As mentioned before there is the 'alfresco-access' application. So the default entries in the trail are coming from this application. Database tables are used to store the audit trail. The following columns are visible in the trail: 'user name', 'application', 'method' (which is similar to 'action'), timestamp, entry (as explained before such an entry contains a map of values. How the entry looks like depends on the data generation and extraction).

AuditService

 The audit service implements the following interface: http://dev.alfresco.com/resource/docs/java/repository/org/alfresco/service/cmr/audit/AuditService.html . Eye catching is that you have to specify an audit query. A query is handled in an AuditQueryCallback (http://dev.alfresco.com/resource/docs/java/repository/org/alfresco/service/cmr/audit/AuditService.AuditQueryCallback.html).

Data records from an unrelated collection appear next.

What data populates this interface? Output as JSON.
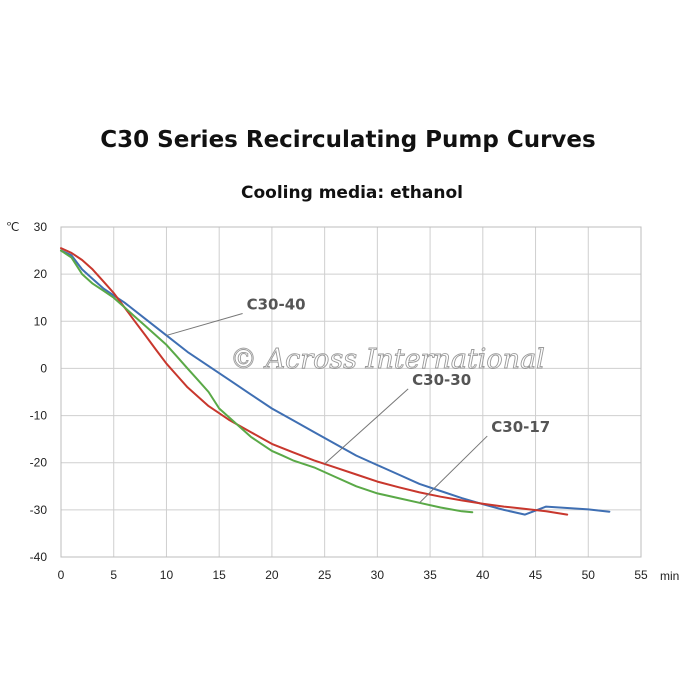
{
  "watermark": "© Across International",
  "chart_data": {
    "type": "line",
    "title": "C30 Series Recirculating Pump Curves",
    "subtitle": "Cooling media: ethanol",
    "xlabel": "min",
    "ylabel": "℃",
    "xlim": [
      0,
      55
    ],
    "ylim": [
      -40,
      30
    ],
    "xticks": [
      0,
      5,
      10,
      15,
      20,
      25,
      30,
      35,
      40,
      45,
      50,
      55
    ],
    "yticks": [
      30,
      20,
      10,
      0,
      -10,
      -20,
      -30,
      -40
    ],
    "grid": true,
    "series": [
      {
        "name": "C30-40",
        "color": "#3f6fb3",
        "x": [
          0,
          1,
          2,
          3,
          4,
          5,
          6,
          8,
          10,
          12,
          14,
          16,
          18,
          20,
          22,
          24,
          26,
          28,
          30,
          32,
          34,
          36,
          38,
          40,
          42,
          44,
          46,
          48,
          50,
          52
        ],
        "y": [
          25,
          24,
          21,
          19,
          17,
          15.5,
          14,
          10.5,
          7,
          3.5,
          0.5,
          -2.5,
          -5.5,
          -8.5,
          -11,
          -13.5,
          -16,
          -18.5,
          -20.5,
          -22.5,
          -24.5,
          -26,
          -27.5,
          -28.8,
          -30,
          -31,
          -29.3,
          -29.6,
          -29.9,
          -30.4
        ]
      },
      {
        "name": "C30-30",
        "color": "#c8372d",
        "x": [
          0,
          1,
          2,
          3,
          4,
          5,
          6,
          7,
          8,
          9,
          10,
          11,
          12,
          13,
          14,
          15,
          16,
          18,
          20,
          22,
          24,
          26,
          28,
          30,
          32,
          34,
          36,
          38,
          40,
          42,
          44,
          46,
          48
        ],
        "y": [
          25.5,
          24.5,
          23,
          21,
          18.5,
          16,
          13,
          10,
          7,
          4,
          1,
          -1.5,
          -4,
          -6,
          -8,
          -9.5,
          -11,
          -13.5,
          -16,
          -17.8,
          -19.5,
          -21,
          -22.5,
          -24,
          -25.2,
          -26.3,
          -27.2,
          -28,
          -28.7,
          -29.3,
          -29.8,
          -30.3,
          -31
        ]
      },
      {
        "name": "C30-17",
        "color": "#5aa947",
        "x": [
          0,
          1,
          2,
          3,
          4,
          5,
          6,
          7,
          8,
          9,
          10,
          11,
          12,
          13,
          14,
          15,
          16,
          17,
          18,
          19,
          20,
          21,
          22,
          24,
          26,
          28,
          30,
          32,
          34,
          36,
          38,
          39
        ],
        "y": [
          25,
          23.5,
          20,
          18,
          16.5,
          15,
          13,
          11,
          9,
          7,
          5,
          2.5,
          0,
          -2.5,
          -5,
          -8.5,
          -10.5,
          -12.5,
          -14.5,
          -16,
          -17.5,
          -18.5,
          -19.5,
          -21,
          -23,
          -25,
          -26.5,
          -27.5,
          -28.5,
          -29.5,
          -30.3,
          -30.5
        ]
      }
    ],
    "annotations": [
      {
        "text": "C30-40",
        "series": "C30-40",
        "at_x": 10,
        "label_x": 17.6,
        "label_y": 12.5
      },
      {
        "text": "C30-30",
        "series": "C30-30",
        "at_x": 25,
        "label_x": 33.3,
        "label_y": -3.5
      },
      {
        "text": "C30-17",
        "series": "C30-17",
        "at_x": 34,
        "label_x": 40.8,
        "label_y": -13.5
      }
    ]
  }
}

The callback has to implement the 'handleAuditEntry' method which gets passed the following parameters:

  • entryId
  • applicationName
  • user
  • time
  • the entry map
 Additionally it seens to be possible to just access the above defined applications RESTfully. If I understood it right, then the audit query is just the following HTTP call.
  • http://localhost:8080/alfresco/service/api/audit/query/${Application id}?${Parameters}
The documentation mentions the following parameters:

  • verbose = true | false
  • limit = ${The number of last n values to return}
  • forward = true | false
  • toId = ${Which id-s should be included. This is not the node id, but the entry id}
Summary

In summary I think that the auditing feature is capable to fit my initial requirements. It is highly customizable. So it should be possible to extend it with own Producers, Generators and Extractors based on the specific requirements. It provides indeed a suiteable framework but by adding some complexity. What should be kept in mind is that this level of complexity may affect the performance of the system in a negative way, but this needs further evaluation. I will start by using the default audit application to get my hands on it.